Nos projets vont au-delà de 2020. Dans le cadre de la sauvegarde du patrimoine routier, le gouvernement a contracté un prêt de  30 milliards de Francs CFA auprès de la Banque ouest- africaine de développement, pour le financement partiel de la tranche prioritaire du programme d’entretien routier 2017-2019. Ce programme va concerner la réhabilitation et la construction de plusieurs voiries. Dans le cadre du développement du réseau routier national et de la sauvegarde du patrimoine routier national, le ministère des Infrastructures, à travers le FSR-B, a contracté auprès d’un Pool de banques de la place un prêt de 100 milliards de F CFA pour le financement de plusieurs projets routiers, notamment la construction d’un pont à Ramsa sur la RN15, le bitumage de 374 km de routes dans l’Est et j’en passe.Avec la reprise des relations diplomatiques avec la République populaire de Chine, plusieurs projets de grande envergure ont été soumis aux partenaires chinois.

N’avez-vous pas le sentiment que la question sécuritaire anéantit les efforts du gouvernement et met en échec votre parti le MPP ?

 

Non ! La question des attaques terroristes est un défi lancé à l’ensemble du peuple burkinabè. C’est une épreuve difficile que nous traversons et que nous surmonterons. Aucun peuple n’a obtenu sa liberté, nul pays au monde ne s’est bâti sans traverser des épreuves douloureuses.D’ailleurs, le Président du Faso marche au-devant de la lutte contre le terrorisme et les décisions prises aideront à sortir de la tourmente et à poursuivre la marche du pays en avant.La question sécuritaire est un défi pour l’ensemble du peuple burkinabè. Notre pays n’est pas le seul à y faire face et c’est dans l’union que nous réussirons. De ce point de vue, le MPP n’a pas échoué. C’est le peuple tout entier qui risque d’échouer si nous ne nous mobilisons pas tous contre le terrorisme.

 

L’opposition semble se préparer de manière concertée pour les élections de 2020. Cela ne vous fait-il pas peur ?

 

Vous savez, le MPP est un parti porté par des hommes d’expérience. Que l’opposition s’organise, c’est normal et je ne vois pas en quoi nous devons avoir peur. Nous avons fait un travail formidable et les Burkinabè jugeront au soir des élections. Pour ma part, tout cela est encore loin. Le président Roch Marc Christian Kaboré est un homme pondéré, un homme de parole et de conviction qui s’est donné pour mission d’offrir au Burkina un nouvel élan pour un développement certain et je crois que le pari est sur le point d’être tenu. C’est aussi peut-être pour cela qu’il y a une émulsion dans les rangs de l’opposition.

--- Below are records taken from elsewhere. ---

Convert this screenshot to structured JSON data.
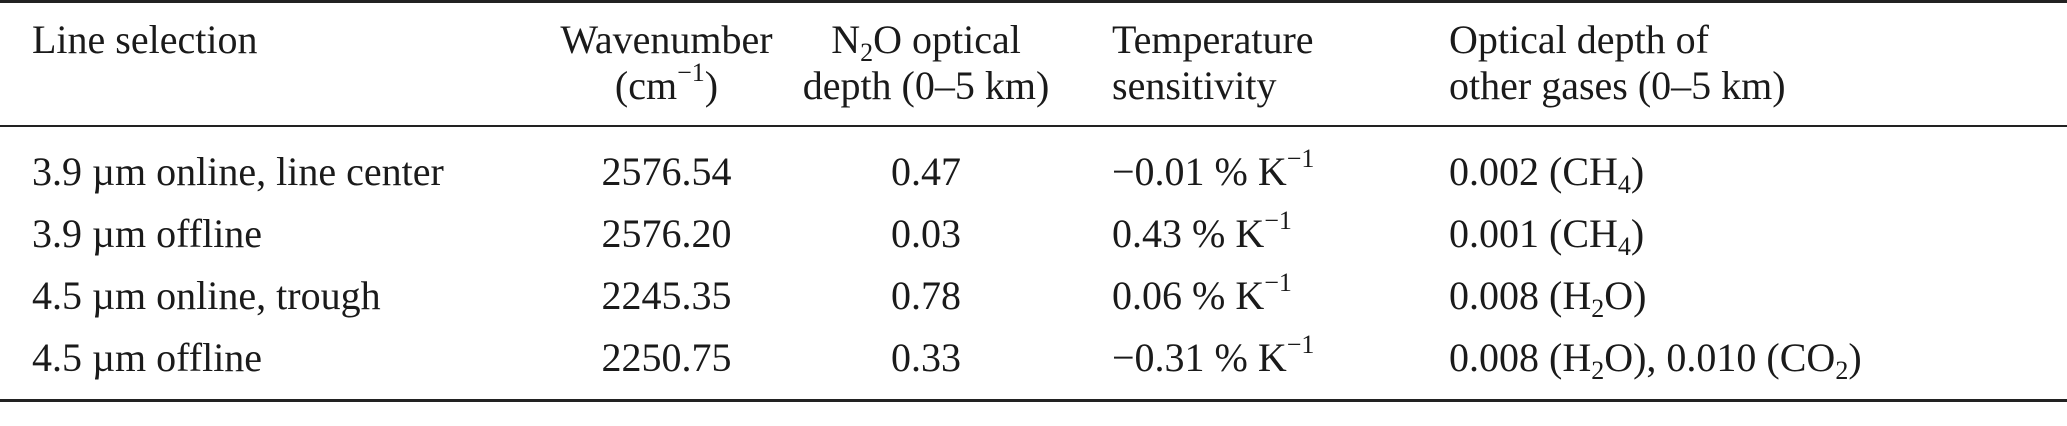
{
  "table": {
    "headers": {
      "line_selection": "Line selection",
      "wavenumber_l1": "Wavenumber",
      "wavenumber_l2_pre": "(cm",
      "wavenumber_l2_sup": "−1",
      "wavenumber_l2_post": ")",
      "n2o_l1_pre": "N",
      "n2o_l1_sub": "2",
      "n2o_l1_post": "O optical",
      "n2o_l2": "depth (0–5 km)",
      "temp_l1": "Temperature",
      "temp_l2": "sensitivity",
      "other_l1": "Optical depth of",
      "other_l2": "other gases (0–5 km)"
    },
    "rows": [
      {
        "line": "3.9 µm online, line center",
        "wavenumber": "2576.54",
        "n2o_depth": "0.47",
        "temp_pre": "−0.01 % K",
        "temp_sup": "−1",
        "other_pre": "0.002 (CH",
        "other_sub": "4",
        "other_post": ")"
      },
      {
        "line": "3.9 µm offline",
        "wavenumber": "2576.20",
        "n2o_depth": "0.03",
        "temp_pre": "0.43 % K",
        "temp_sup": "−1",
        "other_pre": "0.001 (CH",
        "other_sub": "4",
        "other_post": ")"
      },
      {
        "line": "4.5 µm online, trough",
        "wavenumber": "2245.35",
        "n2o_depth": "0.78",
        "temp_pre": "0.06 % K",
        "temp_sup": "−1",
        "other_pre": "0.008 (H",
        "other_sub": "2",
        "other_post": "O)"
      },
      {
        "line": "4.5 µm offline",
        "wavenumber": "2250.75",
        "n2o_depth": "0.33",
        "temp_pre": "−0.31 % K",
        "temp_sup": "−1",
        "other_pre": "0.008 (H",
        "other_sub": "2",
        "other_mid": "O), 0.010 (CO",
        "other_sub2": "2",
        "other_post": ")"
      }
    ]
  }
}
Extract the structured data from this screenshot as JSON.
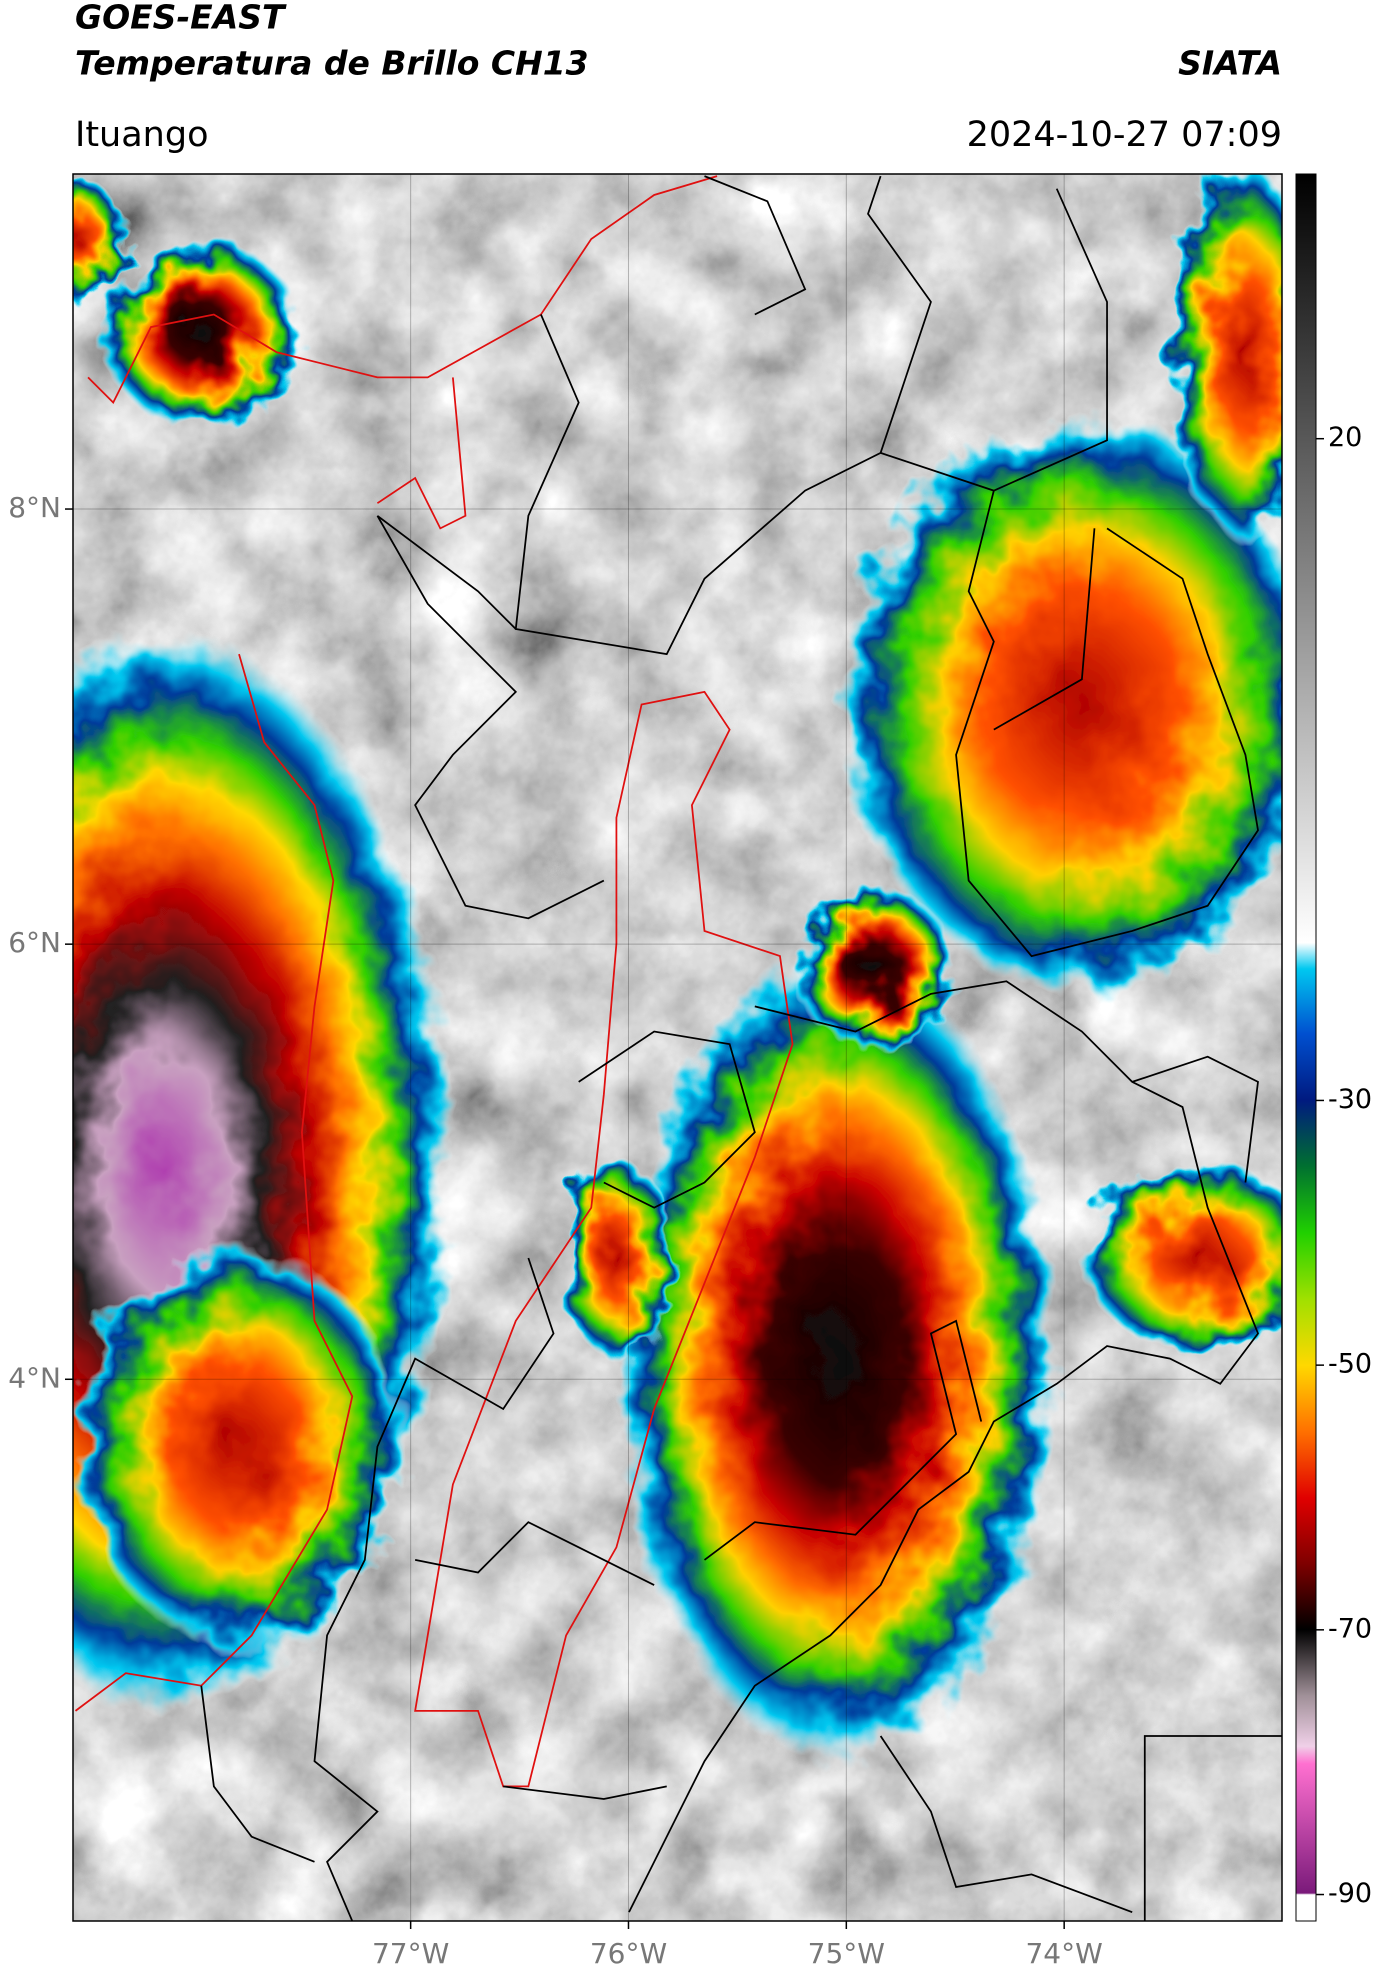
{
  "header": {
    "title": "GOES-EAST",
    "subtitle": "Temperatura de Brillo CH13",
    "brand": "SIATA",
    "location": "Ituango",
    "datetime": "2024-10-27 07:09"
  },
  "chart_data": {
    "type": "map",
    "xlim": [
      -78.55,
      -73.0
    ],
    "ylim": [
      1.51,
      9.54
    ],
    "xticks": [
      {
        "value": -77,
        "label": "77°W"
      },
      {
        "value": -76,
        "label": "76°W"
      },
      {
        "value": -75,
        "label": "75°W"
      },
      {
        "value": -74,
        "label": "74°W"
      }
    ],
    "yticks": [
      {
        "value": 4,
        "label": "4°N"
      },
      {
        "value": 6,
        "label": "6°N"
      },
      {
        "value": 8,
        "label": "8°N"
      }
    ],
    "grid": true,
    "colorbar": {
      "lim": [
        -92,
        40
      ],
      "ticks": [
        -90,
        -70,
        -50,
        -30,
        20
      ]
    }
  }
}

Aimeriez-vous ajouter autre chose ?

 

Je voudrais vous remercier pour l’opportunité que vous m’offrez de m’exprimer et féliciter la presse en général pour le travail qu’elle fait au quotidien. Je réitère ici mon souhait d’un Burkina plus fort et davantage déterminé dans l’unité à porter son développement. Je suis certain que la voie de développement empruntée par le Président Roch Marc Christian Kaboré est la bonne.